A wave is never found alone, but is mingled with as many other waves as there are uneven places in the object where the said wave is produced.
The body of the earth is of the nature of a fish... because it draws water as its breath instead of air.
The Medici made me and the Medici destroyed me.
The merit of painting lies in the exactness of reproduction. Painting is a science and all sciences are based on mathematics. No human inquiry can be a science unless it pursues its path through mathematical exposition and demonstration.
Ogni nostra cognitione prīcipia da sentimēti. All our knowledge has its origin in our preceptions.
He who loves practice without theory is like the sailor who boards ship without a rudder and compass and never knows where he may cast.

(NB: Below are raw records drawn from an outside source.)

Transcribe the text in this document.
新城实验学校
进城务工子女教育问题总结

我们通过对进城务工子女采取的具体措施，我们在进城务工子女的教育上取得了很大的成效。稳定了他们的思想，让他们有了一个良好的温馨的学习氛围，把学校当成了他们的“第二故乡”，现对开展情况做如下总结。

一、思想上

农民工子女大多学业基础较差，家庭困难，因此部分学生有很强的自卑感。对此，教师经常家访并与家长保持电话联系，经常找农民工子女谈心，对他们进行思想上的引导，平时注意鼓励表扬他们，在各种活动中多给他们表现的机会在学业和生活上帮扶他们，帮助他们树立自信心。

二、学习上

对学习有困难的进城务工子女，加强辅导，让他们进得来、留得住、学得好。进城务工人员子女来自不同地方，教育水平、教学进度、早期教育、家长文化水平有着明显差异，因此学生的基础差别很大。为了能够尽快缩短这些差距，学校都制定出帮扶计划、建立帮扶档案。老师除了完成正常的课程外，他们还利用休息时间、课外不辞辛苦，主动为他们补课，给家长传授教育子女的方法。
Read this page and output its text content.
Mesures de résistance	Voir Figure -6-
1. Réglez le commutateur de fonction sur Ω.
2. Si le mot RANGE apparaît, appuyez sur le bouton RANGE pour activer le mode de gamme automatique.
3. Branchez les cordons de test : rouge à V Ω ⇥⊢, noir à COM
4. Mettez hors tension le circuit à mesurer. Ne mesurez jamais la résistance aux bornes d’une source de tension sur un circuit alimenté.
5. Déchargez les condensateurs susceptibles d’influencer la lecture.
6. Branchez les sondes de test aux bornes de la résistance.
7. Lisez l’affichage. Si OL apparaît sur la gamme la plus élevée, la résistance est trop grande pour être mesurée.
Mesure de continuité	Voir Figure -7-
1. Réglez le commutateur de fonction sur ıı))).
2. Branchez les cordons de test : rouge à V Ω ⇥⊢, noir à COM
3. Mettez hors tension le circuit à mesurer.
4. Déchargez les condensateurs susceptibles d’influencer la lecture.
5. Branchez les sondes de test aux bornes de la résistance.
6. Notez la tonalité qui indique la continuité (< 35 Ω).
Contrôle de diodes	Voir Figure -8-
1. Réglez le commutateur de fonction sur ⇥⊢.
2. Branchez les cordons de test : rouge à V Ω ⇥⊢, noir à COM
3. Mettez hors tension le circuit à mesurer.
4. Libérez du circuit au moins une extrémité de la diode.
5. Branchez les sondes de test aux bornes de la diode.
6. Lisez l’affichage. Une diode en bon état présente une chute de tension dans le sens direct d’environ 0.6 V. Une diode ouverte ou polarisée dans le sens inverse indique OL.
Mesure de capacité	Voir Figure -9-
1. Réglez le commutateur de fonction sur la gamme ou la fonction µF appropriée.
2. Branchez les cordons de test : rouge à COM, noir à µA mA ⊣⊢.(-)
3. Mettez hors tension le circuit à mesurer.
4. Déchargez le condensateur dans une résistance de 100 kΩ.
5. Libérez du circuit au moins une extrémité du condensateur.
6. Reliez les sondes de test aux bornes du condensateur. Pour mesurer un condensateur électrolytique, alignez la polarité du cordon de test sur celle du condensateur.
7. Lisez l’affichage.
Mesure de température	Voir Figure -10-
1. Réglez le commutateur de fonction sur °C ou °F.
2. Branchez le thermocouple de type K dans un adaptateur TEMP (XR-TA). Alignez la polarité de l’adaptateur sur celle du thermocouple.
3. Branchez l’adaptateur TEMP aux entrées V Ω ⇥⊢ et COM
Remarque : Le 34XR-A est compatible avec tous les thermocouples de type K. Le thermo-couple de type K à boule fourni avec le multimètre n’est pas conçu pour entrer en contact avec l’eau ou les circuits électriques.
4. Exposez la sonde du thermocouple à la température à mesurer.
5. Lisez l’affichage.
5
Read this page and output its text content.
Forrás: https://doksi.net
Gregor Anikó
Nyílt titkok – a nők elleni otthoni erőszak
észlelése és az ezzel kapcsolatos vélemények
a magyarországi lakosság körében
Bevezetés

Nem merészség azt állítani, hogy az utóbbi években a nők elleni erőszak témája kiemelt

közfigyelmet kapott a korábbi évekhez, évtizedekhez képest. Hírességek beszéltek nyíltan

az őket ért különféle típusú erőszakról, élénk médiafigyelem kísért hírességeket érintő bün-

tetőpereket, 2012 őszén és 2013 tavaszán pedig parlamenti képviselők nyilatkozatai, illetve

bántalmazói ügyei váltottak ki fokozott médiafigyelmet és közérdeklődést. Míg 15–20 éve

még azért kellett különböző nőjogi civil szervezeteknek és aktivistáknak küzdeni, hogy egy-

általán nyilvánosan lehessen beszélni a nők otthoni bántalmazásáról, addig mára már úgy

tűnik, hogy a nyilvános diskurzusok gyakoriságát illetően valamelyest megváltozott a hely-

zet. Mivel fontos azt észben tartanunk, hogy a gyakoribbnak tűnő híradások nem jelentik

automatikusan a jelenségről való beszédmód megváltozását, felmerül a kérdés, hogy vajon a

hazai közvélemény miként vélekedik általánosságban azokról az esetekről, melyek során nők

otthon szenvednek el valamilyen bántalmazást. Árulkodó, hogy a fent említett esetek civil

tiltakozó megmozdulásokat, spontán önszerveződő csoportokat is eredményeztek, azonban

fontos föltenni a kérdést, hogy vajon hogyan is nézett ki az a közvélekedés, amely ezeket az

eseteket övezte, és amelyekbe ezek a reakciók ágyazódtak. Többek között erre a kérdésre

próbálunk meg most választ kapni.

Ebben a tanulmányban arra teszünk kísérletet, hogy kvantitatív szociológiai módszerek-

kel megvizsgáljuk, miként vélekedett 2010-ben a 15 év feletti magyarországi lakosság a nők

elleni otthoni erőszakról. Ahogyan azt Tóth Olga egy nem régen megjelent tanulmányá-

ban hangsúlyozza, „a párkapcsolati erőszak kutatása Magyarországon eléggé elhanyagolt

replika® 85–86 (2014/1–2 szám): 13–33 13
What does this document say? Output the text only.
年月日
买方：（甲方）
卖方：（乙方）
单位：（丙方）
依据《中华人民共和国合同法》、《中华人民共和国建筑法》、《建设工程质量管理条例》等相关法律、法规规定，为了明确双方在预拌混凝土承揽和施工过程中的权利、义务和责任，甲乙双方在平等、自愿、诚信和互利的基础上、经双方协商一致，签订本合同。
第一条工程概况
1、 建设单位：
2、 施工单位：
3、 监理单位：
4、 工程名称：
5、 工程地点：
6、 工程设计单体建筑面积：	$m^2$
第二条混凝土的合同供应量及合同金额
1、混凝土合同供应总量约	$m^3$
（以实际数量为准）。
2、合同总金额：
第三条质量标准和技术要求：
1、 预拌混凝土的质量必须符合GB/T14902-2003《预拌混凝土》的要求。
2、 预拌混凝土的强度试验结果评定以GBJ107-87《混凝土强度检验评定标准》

Surely when a man is painting a picture he ought not refuse to hear any man's opinion... Since men are able to form a true judgement as to the works of nature, how much more does it behoove us to admit that they are able to judge our faults.
The great man presides over all his states of consciousness with obstinate rigor.
Very great charm of shadow and light is to be found in the faces of those who sit in the doors of dark houses. The eye of the spectator sees that part of the face which is in shadow lost in the darkness of the house, and that part of the face which is lit draws its brilliancy from the splendour of the sky. From this intensification of light and shade the face gains greatly in relief and beauty by showing the subtlest shadows in the light part and the subtlest lights in the dark part.
Truth at last cannot be hidden. Dissimulation is of no avail. Dissimulation is to no purpose before so great a judge. Falsehood puts on a mask. Nothing is hidden under the sun.
O painter, take care lest the greed for gain prove a stronger incentive than renown in art, for to gain this renown is a far greater thing than is the renown of riches.
If you throw a stone in a pond... the waves which strike against the shores are thrown back towards the spot where the stone struck; and on meeting other waves they never intercept each other's course... In a small pond one and the same stroke gives birth to many motions of advance and recoil.
What induces you, oh man, to depart from your home in town, to leave parents and friends, and go to the countryside over mountains and valleys, if it is not for the beauty of the world of nature?
The poet ranks far below the painter in the representation of visible things, and far below the musician in that of invisible things.
A bird is an instrument working according to mathematical law, which instrument it is within the capacity of man to reproduce with all its movements, but not with a corresponding degree of strength, though it is deficient only in the power of maintaining equilibrium. We may therefore say that such an instrument constructed by man is lacking in nothing except the life of the bird, and this life must needs be supplied from that of man.
Inequality is the cause of all local movements.
The painter who draws merely by practice and by eye, without any reason, is like a mirror which copies every thing placed in front of it without being conscious of their existence.
Good culture is born of a good disposition; and since the cause is more to be praised than the effect, I will rather praise a good disposition without culture, than good culture without the disposition.
A painter was asked why, since he made such beautiful figures, which were but dead things, his children were so ugly; to which the painter replied that he made his pictures by day, and his children by night.
The eye transmits its own image through the air to all the objects which face it, and also receives them on its own surface, whence the "sensus communis" takes them and considers them.
The first of all simple colours is White ... We shall set down White for the representative of light, without which no colour can be seen; Yellow for the earth; Green for water; Blue for air; Red for fire; and Black for total darkness.
This work should commence with the conception of man, and should describe the nature of the womb, and how the child inhabits it, and in what stage it dwells there, and the manner of its quickening and feeding, and its growth, and what interval there is between one stage of growth and another, and what thing drives it forth from the body of the mother, and for what reason it sometimes emerges from the belly of its mother before the due time.
Fire is to represent truth because it destroys all sophistry and lies; and the mask is for lying and falsehood which conceal truth.
The vine that has grown old on an old tree falls with the ruin of that tree, and through that bad companionship must perish with it.
Abbreviators do harm to knowledge and to love.